Michelle goes down to lie out in the sun. I pull out my money and count. I take away the $24 for the banda for two nights. I set aside 10,000 shillings for a room back at Annex Malindi in Stone Town. I then remove 5,000 shillings for the return van trip to Stone Town. That leaves me 5,000 shillings for the next three days. I have about a pint of water and determine to make it last. Water must be bought in bottles, not taken from taps, so I set aside 450 shillings for buying water in Stone Town. With approximately 4,500 shillings ($4.50) for food, I’m grateful breakfasts are free. That only leaves lunch and dinner to buy. I rest for awhile then walk down to the beach.
Most of Zanzibar is untouched by development. Local ladies patrol the beach, wrapped from head to toe in their kangas (rectangular pieces of cloth printed in colorful patterns. One piece wraps the top part of the body and the other wraps around the waist as a skirt cover), asking female guests if they’d like a massage or henna paintings. Local men also walk up and down the beach, visiting the three resorts in this area, offering to take people on dhow rides to Nungwe village or on fishing trips. Guys also walk by selling everything from toasted cashews to neckties. I play in the water and walk as far as possible both ways. Soon they’ll be serving dinner so we head to the banda for a shower.
Because the bath area is unisex, I again take my swimsuit with me to the shower, using shampoo as soap, and walk back to the room wearing my bathing suit with shorts. At the restaurant, a blackboard announces entrees. The food sounds wonderful. Red snapper with garlic sauce and Flounder with white wine sauce and rice. But each dish costs 6,000 shillings. That’s only about $6 USD, but I only have 5,000 shillings for the next three days. The cheapest item on the menu is soup at 1,500, so I order the soup, crème spinach, served with chappati, flat bread adopted by Africans from Indians. I am heartened to see chappati served with the soup because it is filling.

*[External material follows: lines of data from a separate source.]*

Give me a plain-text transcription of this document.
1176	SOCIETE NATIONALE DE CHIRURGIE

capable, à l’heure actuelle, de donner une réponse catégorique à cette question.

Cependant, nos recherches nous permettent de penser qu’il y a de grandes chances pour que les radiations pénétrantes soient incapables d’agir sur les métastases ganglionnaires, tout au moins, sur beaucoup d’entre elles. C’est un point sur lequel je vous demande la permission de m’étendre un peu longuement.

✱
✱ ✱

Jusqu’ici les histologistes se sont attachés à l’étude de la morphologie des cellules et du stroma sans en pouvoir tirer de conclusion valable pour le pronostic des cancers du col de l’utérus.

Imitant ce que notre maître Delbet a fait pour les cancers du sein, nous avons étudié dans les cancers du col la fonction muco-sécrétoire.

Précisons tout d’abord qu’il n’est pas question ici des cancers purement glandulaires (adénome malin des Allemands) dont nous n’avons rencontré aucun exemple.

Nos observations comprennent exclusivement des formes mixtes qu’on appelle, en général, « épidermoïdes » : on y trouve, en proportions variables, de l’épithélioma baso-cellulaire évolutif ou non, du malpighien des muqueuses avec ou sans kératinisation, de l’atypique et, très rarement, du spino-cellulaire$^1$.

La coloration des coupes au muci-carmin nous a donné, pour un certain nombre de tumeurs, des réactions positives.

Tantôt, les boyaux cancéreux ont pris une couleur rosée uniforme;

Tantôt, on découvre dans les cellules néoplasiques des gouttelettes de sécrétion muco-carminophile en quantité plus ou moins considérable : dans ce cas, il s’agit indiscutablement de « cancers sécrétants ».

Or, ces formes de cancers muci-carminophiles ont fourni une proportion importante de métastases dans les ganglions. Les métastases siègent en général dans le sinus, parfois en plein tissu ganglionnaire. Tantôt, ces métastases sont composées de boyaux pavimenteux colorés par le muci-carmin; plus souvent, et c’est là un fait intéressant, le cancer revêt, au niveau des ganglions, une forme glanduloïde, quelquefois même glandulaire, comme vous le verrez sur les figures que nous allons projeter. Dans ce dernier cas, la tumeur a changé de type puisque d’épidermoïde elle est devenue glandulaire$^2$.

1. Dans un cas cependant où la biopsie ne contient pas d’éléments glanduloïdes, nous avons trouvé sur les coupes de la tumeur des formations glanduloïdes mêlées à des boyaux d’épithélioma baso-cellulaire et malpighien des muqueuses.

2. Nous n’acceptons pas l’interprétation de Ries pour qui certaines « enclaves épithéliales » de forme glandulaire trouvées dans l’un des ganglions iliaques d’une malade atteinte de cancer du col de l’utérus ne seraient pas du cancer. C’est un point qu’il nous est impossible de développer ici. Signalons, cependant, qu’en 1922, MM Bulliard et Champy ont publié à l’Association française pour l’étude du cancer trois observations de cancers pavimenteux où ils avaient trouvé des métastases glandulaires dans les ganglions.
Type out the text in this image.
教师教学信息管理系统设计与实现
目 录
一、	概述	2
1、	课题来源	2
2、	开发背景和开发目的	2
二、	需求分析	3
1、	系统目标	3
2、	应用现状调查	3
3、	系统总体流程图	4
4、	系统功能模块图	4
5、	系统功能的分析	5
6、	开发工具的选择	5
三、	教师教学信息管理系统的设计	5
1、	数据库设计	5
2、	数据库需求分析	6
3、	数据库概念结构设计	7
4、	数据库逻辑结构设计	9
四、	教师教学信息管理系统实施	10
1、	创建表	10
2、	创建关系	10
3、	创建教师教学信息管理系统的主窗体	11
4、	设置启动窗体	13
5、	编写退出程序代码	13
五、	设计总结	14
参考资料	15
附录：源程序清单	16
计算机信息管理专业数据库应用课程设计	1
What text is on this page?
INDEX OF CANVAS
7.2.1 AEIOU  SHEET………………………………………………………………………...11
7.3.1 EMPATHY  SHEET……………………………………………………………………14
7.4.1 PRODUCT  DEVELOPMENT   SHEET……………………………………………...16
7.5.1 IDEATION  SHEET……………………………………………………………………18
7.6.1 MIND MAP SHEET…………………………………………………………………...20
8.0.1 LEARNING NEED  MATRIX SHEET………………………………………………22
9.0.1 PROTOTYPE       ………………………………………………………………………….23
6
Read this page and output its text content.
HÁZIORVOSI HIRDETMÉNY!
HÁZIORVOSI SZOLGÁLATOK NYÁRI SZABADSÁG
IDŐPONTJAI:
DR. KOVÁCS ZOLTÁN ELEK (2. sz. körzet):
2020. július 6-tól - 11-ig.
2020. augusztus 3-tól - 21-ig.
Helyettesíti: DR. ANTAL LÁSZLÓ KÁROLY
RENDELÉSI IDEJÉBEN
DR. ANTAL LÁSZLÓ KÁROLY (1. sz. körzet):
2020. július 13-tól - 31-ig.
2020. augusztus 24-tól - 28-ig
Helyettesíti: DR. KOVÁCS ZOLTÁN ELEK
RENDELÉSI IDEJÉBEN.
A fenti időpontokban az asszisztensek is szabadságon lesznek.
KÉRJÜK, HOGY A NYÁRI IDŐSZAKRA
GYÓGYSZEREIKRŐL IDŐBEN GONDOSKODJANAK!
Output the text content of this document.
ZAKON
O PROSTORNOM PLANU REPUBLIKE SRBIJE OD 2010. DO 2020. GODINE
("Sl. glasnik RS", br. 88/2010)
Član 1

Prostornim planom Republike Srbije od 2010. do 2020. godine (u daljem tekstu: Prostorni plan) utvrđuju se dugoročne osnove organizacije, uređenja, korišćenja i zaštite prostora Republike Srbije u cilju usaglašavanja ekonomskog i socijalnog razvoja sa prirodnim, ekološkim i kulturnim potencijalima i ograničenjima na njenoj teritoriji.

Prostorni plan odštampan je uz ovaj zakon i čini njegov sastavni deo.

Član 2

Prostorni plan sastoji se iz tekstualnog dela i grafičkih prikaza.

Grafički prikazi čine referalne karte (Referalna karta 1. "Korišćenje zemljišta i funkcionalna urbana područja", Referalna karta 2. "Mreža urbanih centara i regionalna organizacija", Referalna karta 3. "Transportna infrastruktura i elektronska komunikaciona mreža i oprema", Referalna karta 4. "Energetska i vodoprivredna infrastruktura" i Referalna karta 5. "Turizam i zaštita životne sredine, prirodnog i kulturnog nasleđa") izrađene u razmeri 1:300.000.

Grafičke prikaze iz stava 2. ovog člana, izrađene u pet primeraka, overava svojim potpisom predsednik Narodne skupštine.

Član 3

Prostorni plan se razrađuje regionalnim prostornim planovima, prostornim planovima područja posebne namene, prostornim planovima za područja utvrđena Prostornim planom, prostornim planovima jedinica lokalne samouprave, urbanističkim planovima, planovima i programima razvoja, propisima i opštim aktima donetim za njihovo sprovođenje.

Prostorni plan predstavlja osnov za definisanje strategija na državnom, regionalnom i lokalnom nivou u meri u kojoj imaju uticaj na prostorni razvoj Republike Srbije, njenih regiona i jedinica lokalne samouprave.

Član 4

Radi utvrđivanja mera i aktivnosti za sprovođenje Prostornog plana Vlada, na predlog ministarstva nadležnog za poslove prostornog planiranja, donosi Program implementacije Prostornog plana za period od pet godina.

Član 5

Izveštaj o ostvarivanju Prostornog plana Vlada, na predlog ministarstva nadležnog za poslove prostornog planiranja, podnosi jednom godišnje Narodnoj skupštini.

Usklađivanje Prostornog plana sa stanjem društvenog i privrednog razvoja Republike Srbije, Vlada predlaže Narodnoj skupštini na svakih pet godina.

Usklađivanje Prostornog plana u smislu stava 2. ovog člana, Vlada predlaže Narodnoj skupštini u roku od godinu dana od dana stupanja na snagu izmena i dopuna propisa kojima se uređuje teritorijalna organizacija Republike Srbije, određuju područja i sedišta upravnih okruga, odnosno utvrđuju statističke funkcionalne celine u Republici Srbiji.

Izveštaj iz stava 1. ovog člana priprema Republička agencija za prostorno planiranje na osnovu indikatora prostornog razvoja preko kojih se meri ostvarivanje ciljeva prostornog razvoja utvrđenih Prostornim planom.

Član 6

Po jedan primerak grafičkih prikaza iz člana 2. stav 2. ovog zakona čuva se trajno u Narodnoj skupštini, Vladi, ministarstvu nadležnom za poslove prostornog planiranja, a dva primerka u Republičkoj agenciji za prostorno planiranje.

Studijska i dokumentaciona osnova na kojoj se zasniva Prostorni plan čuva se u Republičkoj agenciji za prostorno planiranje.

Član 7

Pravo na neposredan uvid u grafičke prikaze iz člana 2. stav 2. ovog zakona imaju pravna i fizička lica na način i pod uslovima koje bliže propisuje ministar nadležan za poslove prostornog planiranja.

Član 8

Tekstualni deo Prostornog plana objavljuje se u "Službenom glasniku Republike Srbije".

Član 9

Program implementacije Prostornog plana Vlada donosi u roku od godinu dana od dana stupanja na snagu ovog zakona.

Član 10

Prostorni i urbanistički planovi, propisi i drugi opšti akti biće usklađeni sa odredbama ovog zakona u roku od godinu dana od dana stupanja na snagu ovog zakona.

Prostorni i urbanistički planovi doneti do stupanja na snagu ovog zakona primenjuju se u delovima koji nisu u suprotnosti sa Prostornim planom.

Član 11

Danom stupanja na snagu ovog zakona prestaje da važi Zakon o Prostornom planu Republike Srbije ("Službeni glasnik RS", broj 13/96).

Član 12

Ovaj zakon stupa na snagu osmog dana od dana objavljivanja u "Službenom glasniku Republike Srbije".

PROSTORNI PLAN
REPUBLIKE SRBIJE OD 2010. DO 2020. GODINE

However, when our dishes arrive, the soup bowl is filled only a little more than halfway and next to the bowl sits two small triangles of chappati. Normally, when chappati is served in Kenya, we get the entire round chappati, which is about the size of a Mexican tortilla. Two tiny triangles!! My appetite hasn’t really returned since being sick so the soup is plenty and enables me to take another dose of antibiotic.